Thread-per-core, no sharing. Our Zig-based serving processes pin one worker thread to each physical CPU core. There is no thread pool. There is no work stealing. A request that arrives on core 7 is processed entirely on core 7. This eliminates cross-core cache line bouncing, which we measured at 40-80ns per occurrence. At 6 potential cache line bounces per request, that is up to 480ns of jitter eliminated.
Pre-allocate all memory at startup. Our serving processes allocate all memory during initialization: connection buffers, request parsing buffers, response serialization buffers, and the local segment cache. After startup, the hot path performs zero heap allocations. malloc is non-deterministic. It can take anywhere from 20ns to 50 microseconds depending on fragmentation, lock contention, and whether the kernel needs to map new pages. We refuse to put a non-deterministic operation on the hot path.
No garbage collection on the critical path. This is why the serving layer is Zig, not Gleam or TypeScript. The BEAM's per-process GC is excellent — but "excellent GC" is still GC. A 200-microsecond GC pause is invisible in most systems. In ours, it is 2% of the total latency budget. The Gleam orchestration layer handles coordination where latency budgets are larger (tens of milliseconds), and the Zig serving layer handles the microsecond-sensitive path.
Kernel bypass for networking. Our serving instances use io_uring for all network I/O, bypassing the kernel's socket buffers and reducing system call overhead. A standard recv system call costs 1-3 microseconds including the context switch. io_uring submission costs approximately 200 nanoseconds with batch submission. At 200k req/s, this saves 160-560 milliseconds of CPU time per second per core.
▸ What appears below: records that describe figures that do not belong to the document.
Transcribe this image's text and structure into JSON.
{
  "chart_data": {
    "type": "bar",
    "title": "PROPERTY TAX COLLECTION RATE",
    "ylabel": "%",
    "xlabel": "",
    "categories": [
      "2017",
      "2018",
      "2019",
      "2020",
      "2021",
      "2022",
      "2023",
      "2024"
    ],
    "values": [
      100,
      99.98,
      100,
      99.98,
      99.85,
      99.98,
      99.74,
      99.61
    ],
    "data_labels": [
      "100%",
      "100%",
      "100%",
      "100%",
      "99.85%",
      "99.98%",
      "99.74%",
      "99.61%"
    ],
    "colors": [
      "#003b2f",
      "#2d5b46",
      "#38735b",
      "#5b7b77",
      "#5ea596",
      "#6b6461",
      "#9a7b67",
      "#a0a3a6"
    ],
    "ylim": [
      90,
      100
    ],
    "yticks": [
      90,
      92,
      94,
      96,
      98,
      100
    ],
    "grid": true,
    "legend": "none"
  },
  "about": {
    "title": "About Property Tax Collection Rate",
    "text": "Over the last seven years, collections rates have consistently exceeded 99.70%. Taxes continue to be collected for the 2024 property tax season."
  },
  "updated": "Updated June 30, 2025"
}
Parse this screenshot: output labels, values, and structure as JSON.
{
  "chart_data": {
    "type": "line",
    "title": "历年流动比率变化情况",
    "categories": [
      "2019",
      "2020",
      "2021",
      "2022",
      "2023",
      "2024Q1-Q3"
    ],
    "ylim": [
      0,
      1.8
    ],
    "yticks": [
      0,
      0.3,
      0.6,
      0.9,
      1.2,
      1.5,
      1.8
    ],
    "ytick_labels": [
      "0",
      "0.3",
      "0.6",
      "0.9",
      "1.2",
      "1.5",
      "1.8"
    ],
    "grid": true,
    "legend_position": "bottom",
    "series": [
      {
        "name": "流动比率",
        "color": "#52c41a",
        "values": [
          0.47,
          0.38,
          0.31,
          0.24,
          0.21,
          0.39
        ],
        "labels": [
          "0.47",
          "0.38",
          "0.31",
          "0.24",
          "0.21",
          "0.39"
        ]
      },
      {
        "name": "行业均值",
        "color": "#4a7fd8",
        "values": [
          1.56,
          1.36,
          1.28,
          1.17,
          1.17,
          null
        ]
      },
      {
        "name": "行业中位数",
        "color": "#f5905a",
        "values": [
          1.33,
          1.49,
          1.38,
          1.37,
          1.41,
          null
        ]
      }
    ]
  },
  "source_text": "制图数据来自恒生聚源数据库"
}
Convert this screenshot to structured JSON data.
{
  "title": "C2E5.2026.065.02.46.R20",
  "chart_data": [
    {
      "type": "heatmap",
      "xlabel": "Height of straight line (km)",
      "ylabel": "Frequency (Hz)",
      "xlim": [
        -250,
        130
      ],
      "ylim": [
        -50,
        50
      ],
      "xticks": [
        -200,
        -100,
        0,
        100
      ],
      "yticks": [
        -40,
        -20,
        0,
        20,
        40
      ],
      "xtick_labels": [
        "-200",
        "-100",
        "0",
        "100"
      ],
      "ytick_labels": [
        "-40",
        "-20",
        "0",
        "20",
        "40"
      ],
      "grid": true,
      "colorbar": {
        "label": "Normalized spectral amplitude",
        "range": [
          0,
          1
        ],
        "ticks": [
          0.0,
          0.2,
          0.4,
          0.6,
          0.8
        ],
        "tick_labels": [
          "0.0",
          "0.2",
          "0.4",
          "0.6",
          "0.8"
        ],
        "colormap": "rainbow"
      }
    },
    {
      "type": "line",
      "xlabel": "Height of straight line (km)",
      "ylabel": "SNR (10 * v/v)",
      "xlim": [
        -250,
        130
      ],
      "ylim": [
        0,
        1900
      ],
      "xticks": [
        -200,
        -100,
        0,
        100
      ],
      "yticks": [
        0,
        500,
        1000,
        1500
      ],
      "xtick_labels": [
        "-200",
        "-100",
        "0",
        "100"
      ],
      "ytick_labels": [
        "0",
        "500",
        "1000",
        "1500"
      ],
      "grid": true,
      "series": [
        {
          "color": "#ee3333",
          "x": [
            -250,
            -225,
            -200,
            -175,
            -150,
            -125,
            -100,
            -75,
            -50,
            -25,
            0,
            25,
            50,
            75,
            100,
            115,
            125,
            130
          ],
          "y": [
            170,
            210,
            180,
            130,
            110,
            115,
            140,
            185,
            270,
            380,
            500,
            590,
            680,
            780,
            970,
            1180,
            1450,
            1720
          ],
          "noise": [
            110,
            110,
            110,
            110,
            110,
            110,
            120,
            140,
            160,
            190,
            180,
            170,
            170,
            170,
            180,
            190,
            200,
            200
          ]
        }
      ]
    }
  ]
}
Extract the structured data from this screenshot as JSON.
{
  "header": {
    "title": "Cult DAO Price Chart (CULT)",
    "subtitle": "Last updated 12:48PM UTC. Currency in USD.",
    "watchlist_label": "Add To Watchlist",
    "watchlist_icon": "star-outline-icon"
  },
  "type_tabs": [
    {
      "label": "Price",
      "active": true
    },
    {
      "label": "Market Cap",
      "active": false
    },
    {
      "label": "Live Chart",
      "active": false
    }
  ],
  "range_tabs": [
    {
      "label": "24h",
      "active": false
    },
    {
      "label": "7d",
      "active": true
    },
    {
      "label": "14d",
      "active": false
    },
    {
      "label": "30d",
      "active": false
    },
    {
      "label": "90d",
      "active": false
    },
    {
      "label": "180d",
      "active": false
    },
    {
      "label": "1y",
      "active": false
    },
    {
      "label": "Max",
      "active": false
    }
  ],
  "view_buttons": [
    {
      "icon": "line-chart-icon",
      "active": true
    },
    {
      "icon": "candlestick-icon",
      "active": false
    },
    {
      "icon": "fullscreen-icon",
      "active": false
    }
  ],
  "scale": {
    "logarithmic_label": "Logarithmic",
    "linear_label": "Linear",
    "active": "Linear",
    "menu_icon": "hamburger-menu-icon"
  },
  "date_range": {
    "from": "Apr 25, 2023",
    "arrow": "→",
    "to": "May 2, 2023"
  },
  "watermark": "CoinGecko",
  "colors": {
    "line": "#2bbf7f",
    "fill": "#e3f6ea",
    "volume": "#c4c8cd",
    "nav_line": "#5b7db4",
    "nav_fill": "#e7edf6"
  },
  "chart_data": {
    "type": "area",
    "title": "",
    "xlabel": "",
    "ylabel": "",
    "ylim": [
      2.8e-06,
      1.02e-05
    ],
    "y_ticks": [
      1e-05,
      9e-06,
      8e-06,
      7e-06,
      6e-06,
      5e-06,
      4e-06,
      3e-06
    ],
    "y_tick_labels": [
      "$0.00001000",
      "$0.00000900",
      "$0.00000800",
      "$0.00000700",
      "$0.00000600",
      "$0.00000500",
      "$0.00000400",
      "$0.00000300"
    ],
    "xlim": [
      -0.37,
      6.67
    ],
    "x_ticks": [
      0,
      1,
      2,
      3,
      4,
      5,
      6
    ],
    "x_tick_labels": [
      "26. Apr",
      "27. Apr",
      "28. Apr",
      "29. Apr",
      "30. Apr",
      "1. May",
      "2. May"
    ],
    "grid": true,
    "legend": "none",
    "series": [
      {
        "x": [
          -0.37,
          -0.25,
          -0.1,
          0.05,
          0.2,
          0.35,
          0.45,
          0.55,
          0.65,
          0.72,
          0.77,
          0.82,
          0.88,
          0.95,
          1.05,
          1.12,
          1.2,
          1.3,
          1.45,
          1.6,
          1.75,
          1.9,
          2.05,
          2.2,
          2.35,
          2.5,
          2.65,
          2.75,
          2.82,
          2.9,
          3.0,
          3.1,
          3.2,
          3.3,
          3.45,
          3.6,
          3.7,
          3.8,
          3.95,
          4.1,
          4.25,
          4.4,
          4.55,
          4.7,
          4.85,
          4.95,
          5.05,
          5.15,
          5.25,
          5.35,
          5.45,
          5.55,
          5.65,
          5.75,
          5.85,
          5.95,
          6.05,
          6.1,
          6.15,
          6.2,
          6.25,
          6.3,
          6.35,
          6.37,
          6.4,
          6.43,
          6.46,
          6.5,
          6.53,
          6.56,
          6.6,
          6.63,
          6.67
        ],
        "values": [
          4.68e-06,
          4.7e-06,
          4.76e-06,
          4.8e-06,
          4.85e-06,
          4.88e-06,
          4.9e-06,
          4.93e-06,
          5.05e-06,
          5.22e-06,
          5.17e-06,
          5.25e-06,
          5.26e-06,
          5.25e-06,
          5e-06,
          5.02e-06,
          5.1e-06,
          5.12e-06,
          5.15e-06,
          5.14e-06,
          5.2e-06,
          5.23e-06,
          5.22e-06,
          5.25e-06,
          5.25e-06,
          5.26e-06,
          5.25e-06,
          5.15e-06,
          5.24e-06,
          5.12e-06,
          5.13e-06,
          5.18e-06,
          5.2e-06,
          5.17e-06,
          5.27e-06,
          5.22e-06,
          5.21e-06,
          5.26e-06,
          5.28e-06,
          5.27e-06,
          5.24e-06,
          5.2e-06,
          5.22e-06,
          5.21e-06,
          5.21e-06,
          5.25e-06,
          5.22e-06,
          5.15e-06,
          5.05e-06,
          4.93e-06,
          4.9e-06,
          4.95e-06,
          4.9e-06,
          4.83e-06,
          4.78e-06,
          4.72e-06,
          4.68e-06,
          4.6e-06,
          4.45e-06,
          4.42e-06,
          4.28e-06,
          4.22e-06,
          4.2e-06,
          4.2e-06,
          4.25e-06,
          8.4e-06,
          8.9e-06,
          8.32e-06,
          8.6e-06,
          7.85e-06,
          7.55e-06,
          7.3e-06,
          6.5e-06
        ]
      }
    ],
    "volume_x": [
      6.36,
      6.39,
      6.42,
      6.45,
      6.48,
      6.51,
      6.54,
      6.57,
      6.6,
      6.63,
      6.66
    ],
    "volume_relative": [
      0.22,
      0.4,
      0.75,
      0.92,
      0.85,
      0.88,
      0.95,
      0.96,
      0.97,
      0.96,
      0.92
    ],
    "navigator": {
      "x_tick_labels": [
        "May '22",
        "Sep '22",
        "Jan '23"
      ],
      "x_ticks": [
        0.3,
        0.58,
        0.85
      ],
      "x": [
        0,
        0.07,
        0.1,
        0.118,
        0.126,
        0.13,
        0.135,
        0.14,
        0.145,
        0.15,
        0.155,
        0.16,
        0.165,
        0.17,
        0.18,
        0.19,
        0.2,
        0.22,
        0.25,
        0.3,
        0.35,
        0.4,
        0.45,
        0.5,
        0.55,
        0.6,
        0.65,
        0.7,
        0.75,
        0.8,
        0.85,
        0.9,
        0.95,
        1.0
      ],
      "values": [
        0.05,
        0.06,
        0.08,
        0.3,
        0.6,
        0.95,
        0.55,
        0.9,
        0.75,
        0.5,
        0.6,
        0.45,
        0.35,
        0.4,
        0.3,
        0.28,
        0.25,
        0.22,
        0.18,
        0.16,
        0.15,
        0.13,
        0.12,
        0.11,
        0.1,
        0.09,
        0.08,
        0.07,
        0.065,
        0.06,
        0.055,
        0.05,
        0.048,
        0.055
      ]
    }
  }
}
The Case Study: 47ms to 8ms
In September 2025, our p999 serving latency was 47ms. Today it is 8ms. This is how the improvements decomposed:
| Change | p999 Impact | |--------|-------------| | Thread-per-core pinning | 47ms → 38ms | | Pre-allocated memory (zero malloc on hot path) | 38ms → 29ms | | Hedged reads to AnokuroDB | 29ms → 21ms | | io_uring kernel bypass | 21ms → 16ms | | Pre-computed fallback responses | 16ms → 11ms | | Aggressive timeout + fallback at every stage | 11ms → 8ms |
No single change was responsible. Tail latency is not caused by one bottleneck. It is caused by the accumulation of dozens of small sources of non-determinism. Eliminating each one shaves milliseconds. The total is transformative.
The revenue impact of moving from 47ms to 8ms p999 is the single largest performance-driven revenue improvement in Anokuro's history. We cannot share the exact number, but it funded the entire AnokuroDB project and the engineering headcount to support it.
The Discipline
Optimizing for p999 requires a different engineering discipline than optimizing for throughput. Throughput optimization asks "how do we handle more requests?" p999 optimization asks "why is this specific request slow?" The first question has architectural answers. The second has forensic answers. You must trace individual slow requests through every layer of the system and understand the precise sequence of events that caused each one.
This is harder. It is also more valuable. Your p50 serves the customers who were going to be happy anyway. Your p999 determines whether you can compete for the impressions that everyone else's systems are too slow to bid on.
Tail latency is not a metric. It is the metric. Everything else is a vanity number.